The Importance of the Battle of Midway

Monday, April 18th, 2016

The importance of the Battle of Midway goes beyond shifting the balance of power and the initiative from the Imperial Japanese Navy to the U.S. Navy. The victory at Midway aided allied strategy worldwide:

That last point needs some explaining. To understand it, begin by putting yourself in the shoes of President Franklin Roosevelt and Prime Minister Winston Churchill at the beginning of May 1942. The military outlook across the world appears very bad for the Allies. The German army is smashing a Soviet offensive to regain Kharkov, and soon will begin a drive to grab the Soviet Union’s oil supplies in the Caucasus. A German and Italian force in North Africa is threatening the Suez Canal. The Japanese have seriously crippled the Pacific Fleet, driven Britain’s Royal Navy out of the Indian Ocean, and threaten to link up with the Germans in the Middle East.

If the Japanese and the Germans do link up, they will cut the British and American supply line through Iran to the Soviet Union, and they may pull the British and French colonies in the Middle East into the Axis orbit. If that happens, Britain may lose control of the Eastern Mediterranean and the Soviet Union may negotiate an armistice with Germany. Even worse, the Chinese, cut off from aid from the United States, may also negotiate a cease-fire with the Japanese.
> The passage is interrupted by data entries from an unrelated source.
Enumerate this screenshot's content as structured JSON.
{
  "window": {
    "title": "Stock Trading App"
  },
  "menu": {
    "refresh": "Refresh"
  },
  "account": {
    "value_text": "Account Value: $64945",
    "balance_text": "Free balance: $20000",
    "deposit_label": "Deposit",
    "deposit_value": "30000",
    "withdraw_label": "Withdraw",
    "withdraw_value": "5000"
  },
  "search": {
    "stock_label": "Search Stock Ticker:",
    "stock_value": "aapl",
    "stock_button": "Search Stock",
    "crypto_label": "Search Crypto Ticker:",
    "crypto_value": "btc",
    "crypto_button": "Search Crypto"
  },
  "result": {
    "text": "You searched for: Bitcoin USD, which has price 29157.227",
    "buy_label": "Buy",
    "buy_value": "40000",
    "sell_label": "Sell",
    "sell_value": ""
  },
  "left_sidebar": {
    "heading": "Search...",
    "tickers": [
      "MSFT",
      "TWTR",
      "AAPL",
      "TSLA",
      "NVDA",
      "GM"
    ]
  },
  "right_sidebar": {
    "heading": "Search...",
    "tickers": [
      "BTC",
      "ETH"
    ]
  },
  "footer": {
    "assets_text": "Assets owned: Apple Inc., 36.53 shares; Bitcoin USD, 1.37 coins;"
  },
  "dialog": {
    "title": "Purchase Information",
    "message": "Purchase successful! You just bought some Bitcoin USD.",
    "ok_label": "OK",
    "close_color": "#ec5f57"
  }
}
For Churchill, there is the added and dreaded prospect that the Japanese may spark a revolt that will take India from Britain. Something has to be done to stop the Japanese and force them to focus their naval and air forces in the Pacific—away from the Indian Ocean and (possibly) the Arabian Sea.

Midway saves the decision by the Americans and British to focus their major effort against Germany, and the American and British military staffs are free to plan their invasion of North Africa. The U.S. Navy and Marines also begin planning for an operation on Guadalcanal against the Japanese. As Rear Admiral Raymond Spruance—one of the Navy’s carrier task force commanders at Midway—put it after the battle, “We had not been defeated by these superior Japanese forces. Midway to us at the time meant that here is where we start from, here is where we really jump off in a hard, bitter war against the Japanese.” Note his words: “… here is where we start from…” Midway, then, was a turning point, but by no means were the leaders of Japan and Germany ready to throw in the towel.
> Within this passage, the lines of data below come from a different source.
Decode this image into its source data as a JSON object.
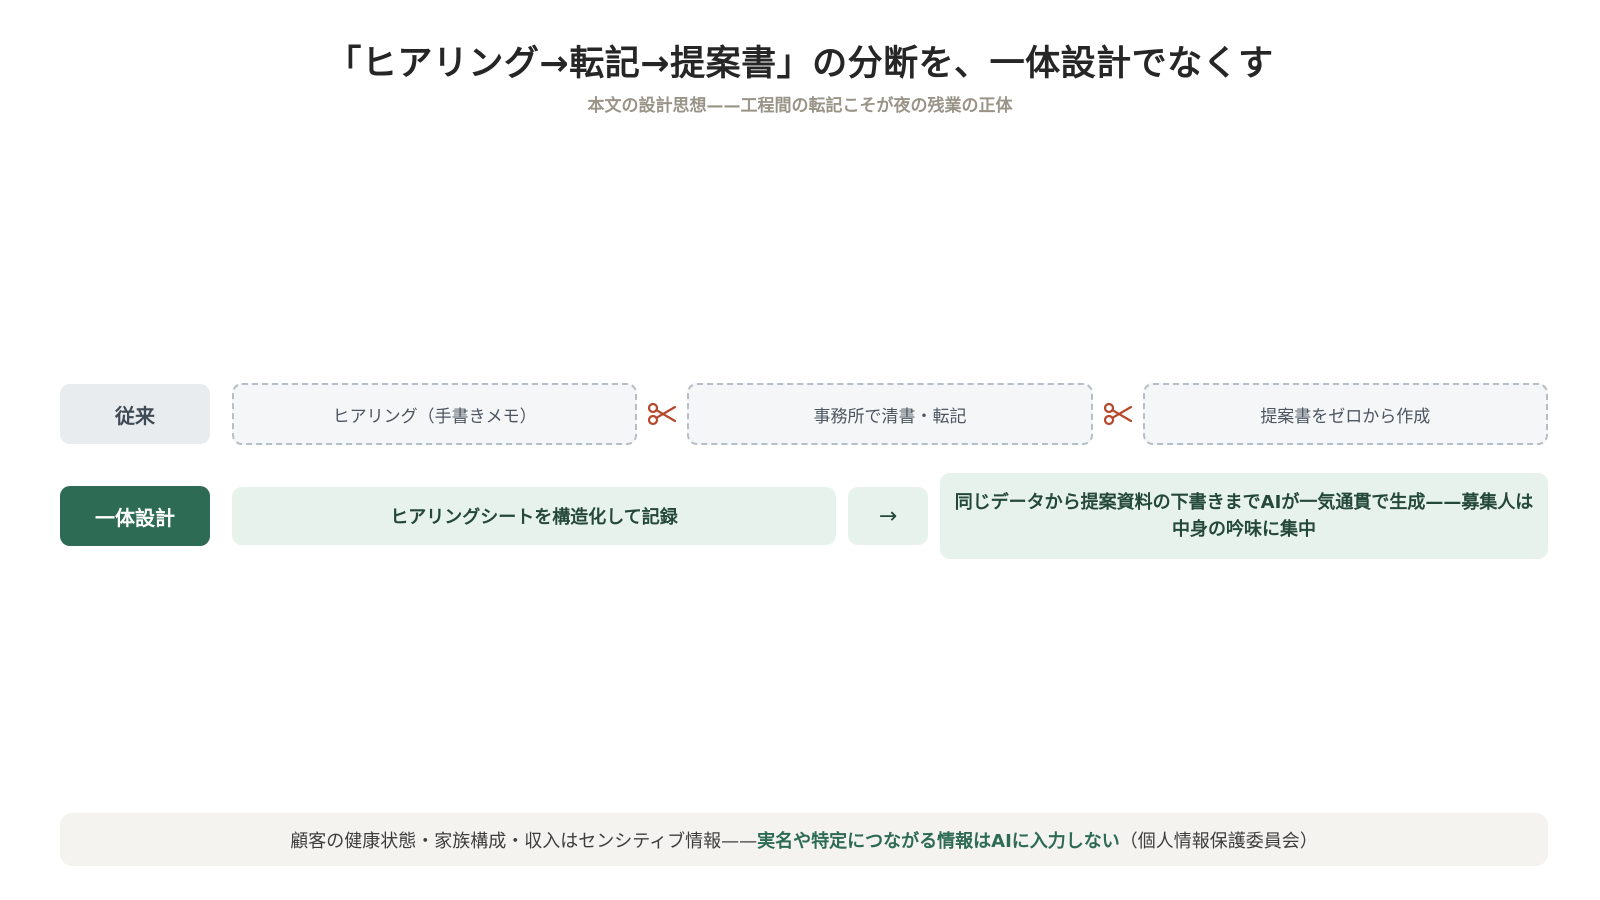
{
  "header": {
    "title": "「ヒアリング→転記→提案書」の分断を、一体設計でなくす",
    "subtitle": "本文の設計思想——工程間の転記こそが夜の残業の正体"
  },
  "rows": {
    "old": {
      "label": "従来",
      "steps": [
        "ヒアリング（手書きメモ）",
        "事務所で清書・転記",
        "提案書をゼロから作成"
      ]
    },
    "new": {
      "label": "一体設計",
      "step1": "ヒアリングシートを構造化して記録",
      "arrow": "→",
      "step2": "同じデータから提案資料の下書きまでAIが一気通貫で生成——募集人は中身の吟味に集中"
    }
  },
  "footnote": {
    "before": "顧客の健康状態・家族構成・収入はセンシティブ情報——",
    "emphasis": "実名や特定につながる情報はAIに入力しない",
    "after": "（個人情報保護委員会）"
  },
  "colors": {
    "accent": "#2e6b55",
    "cut": "#b5472a"
  },
  "icons": {
    "cut": "scissors-icon"
  }
}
  1. Slovenian Guest says:

    From Tullock’s American Foreign Affairs:

    The British had moved a sizable fleet to the Indian Ocean and when Nagumo moved his fleet into the Indian Ocean, bombing Port Darwin on the way, it put to sea intending to fight. At the last minute, it realized how strong the Japanese were and took a course intended to avoid combat. Nagumo’s reconnaissance was as usual poor and he failed to find them. For the rest of the war, the British fleet stayed west of India in order to avoid contact with the Japanese. The United States using its remaining carriers in the Pacific established a convoy system to Australia and New Zealand. Japanese efforts to interfere with this led to a battle between carriers, which was more or less a draw. The Japanese, however, made no further significant efforts to interfere with the convoys across the South Pacific. The Japanese then attacked Midway, reasoning that the Americans would have to fight for it. They turned out they were right about this, but the American fleet inflicted a severe defeat on the Japanese fleet at that battle. As usual, Nagumo’s reconnaissance failed. From then on the Japanese navy fought an essentially defensive war.
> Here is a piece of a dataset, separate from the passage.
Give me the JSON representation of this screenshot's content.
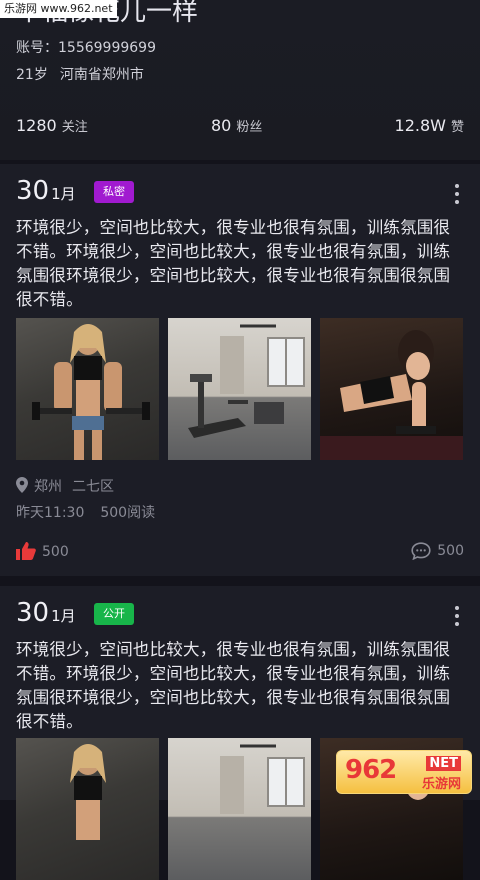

  2. Slovenian Guest says:

    Coolbert from Military Analysis quotes:

    “We had not been defeated by these superior Japanese forces. Midway to us at the time meant that here is where we start from, here is where we really jump off in a hard, bitter war against the Japanese.” – Ray Spruance

    And adds further:

    THE DESTRUCTION OF THE KIDO BUTAI! The Japanese First Air Fleet. That assemblage of aircraft carriers and air crews that up unto Midway were absolutely unstoppable and ever-victorious. NOT ONLY THOSE JAPANESE SHIPS SUNK BUT THOSE HIGHLY EFFECTIVE AND VERY ABLE AIR CREWS IRREPLACEABLE!!

    From the time of Pearl Harbor until Midway there was one Japan, very strong, in the aftermath of Midway there was a second much weaker Japan. That latter NEVER ABLE TO RECOVER FROM MIDWAY.

    Allied military planners, American and British both now able to concentrate 90% of the war effort against Germany without further fear of Japanese advance.